Hey there. I played the 2D version, which was an approachable easy-to-play game. Then I spent quite a lot of time in the 40d days, when things were a bit more complex but also more fun, and I grew to love Dwarf Fortress. However, the last time I played DF properly was in 2012. I still follow the game religiously but I find myself unable to play it. After games like Rimworld or Oxygen Not Included, I just can't bring myself to endure Dwarf Fortress. It has become such a hassle to play. I do love the idea of Dwarf Fortress but I'm mostly just waiting for it to become playable.
In general, I think the game needs
automation, streamlining and useful defaults. So much of the development has been adding complexity. Not only adding the
ability to micromanage but also the
need to do so. What it needs now is to reevaluate each feature and automate it so that it
works by default, and micromanagement is just an optional choice for advanced players.

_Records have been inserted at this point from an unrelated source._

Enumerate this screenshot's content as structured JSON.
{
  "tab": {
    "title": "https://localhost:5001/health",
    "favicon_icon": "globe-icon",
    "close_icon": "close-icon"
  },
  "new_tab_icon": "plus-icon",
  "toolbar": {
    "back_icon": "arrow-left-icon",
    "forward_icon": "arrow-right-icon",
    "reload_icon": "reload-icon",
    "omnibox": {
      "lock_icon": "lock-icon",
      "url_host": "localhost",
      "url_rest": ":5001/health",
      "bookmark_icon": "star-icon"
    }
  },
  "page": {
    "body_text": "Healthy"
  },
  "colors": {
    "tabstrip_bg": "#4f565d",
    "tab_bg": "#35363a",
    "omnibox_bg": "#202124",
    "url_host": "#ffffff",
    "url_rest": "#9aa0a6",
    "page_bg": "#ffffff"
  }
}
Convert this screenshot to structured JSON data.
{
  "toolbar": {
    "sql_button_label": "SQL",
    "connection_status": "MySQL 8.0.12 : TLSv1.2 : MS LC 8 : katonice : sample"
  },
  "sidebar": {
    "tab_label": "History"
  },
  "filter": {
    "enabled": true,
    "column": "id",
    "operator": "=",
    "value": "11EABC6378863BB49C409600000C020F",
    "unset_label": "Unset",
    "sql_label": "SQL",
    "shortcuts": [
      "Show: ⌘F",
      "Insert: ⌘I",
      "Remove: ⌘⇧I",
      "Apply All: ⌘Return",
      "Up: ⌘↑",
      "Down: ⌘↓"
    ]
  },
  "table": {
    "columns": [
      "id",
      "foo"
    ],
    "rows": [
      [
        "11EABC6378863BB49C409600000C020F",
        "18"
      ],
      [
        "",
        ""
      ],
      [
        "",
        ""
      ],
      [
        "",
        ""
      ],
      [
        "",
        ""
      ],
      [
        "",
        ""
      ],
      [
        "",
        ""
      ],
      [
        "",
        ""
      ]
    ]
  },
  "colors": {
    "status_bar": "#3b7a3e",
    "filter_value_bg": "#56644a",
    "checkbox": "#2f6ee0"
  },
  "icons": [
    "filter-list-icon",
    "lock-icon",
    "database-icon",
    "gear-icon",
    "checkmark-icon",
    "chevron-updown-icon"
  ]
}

Specific examples of things that are noob unfriendly:
- ALARM! When the fortress is in danger, I want to have a single button I can press and everyone retreats to safety (with no need to set up burrows, alerts or anything). I don't care how exactly it works, there are many options. Imagine, for example, that after clicking ALARM, dwarves would automatically retreat to meeting halls. Even noobs have those, and for them the effect would be that the game just magically
works. Burrows and alerts should be completely optional for those who want more granularity.
- MILITARY. This is such a huge deal. I want to click a dwarf, draft it to military, and be done with it. Anything more is just a hassle. This is how it used to work in the 2D days and it was glorious. Basically, things like uniforms, squad rosters, training schedules etc. should use automation and useful defaults in such a way that I should never have to open the dreadful military UI at all. I draft dwarves to be soldiers and it just
works - everything is automated. The military UI should be completely optional for people who want to micromanage.
- STRESS has been mentioned many times, and is another example of this. The game should just
work by default - stressed dwarves should be able to relieve their stress by themselves with no action on the player's part. This would result in them spending a lot of time off-duty, so the role of the player is to optimize the system (to get more work out of the dwarves), not to make the system work at all.
- JOB ASSIGNMENT, perhaps the worst culprit. It's overcomplicated to the point of being unusable. External tools are considered a must just to be able to play the game. No amount of UI wizardry will fix this - the system is just too complicated. You can't reasonably expect players to manually assign dozens of specific labours (a lot of them obscure and useless) to dozens of dwarves. This needs to be streamlined massively, to the point where players are assigning only the broad categories (All farming, all metalsmithing, all clothes making, all doctoring...), not specific labours. This goes hand in hand with redesigning the categories because right now you
have to go deeper in the menus and use labour-lever granularity because just using the top-level categories isn't useful. Some categories are too broad (farming), other tasks that should logically be together are spread amongst different categories (clothes-related stuff). Better yet: Just let the game automate labour assignment completely (DFhack already does this and it's lovely), with no input on the player's part. And give powerplayers the
optional ability to overwrite automation.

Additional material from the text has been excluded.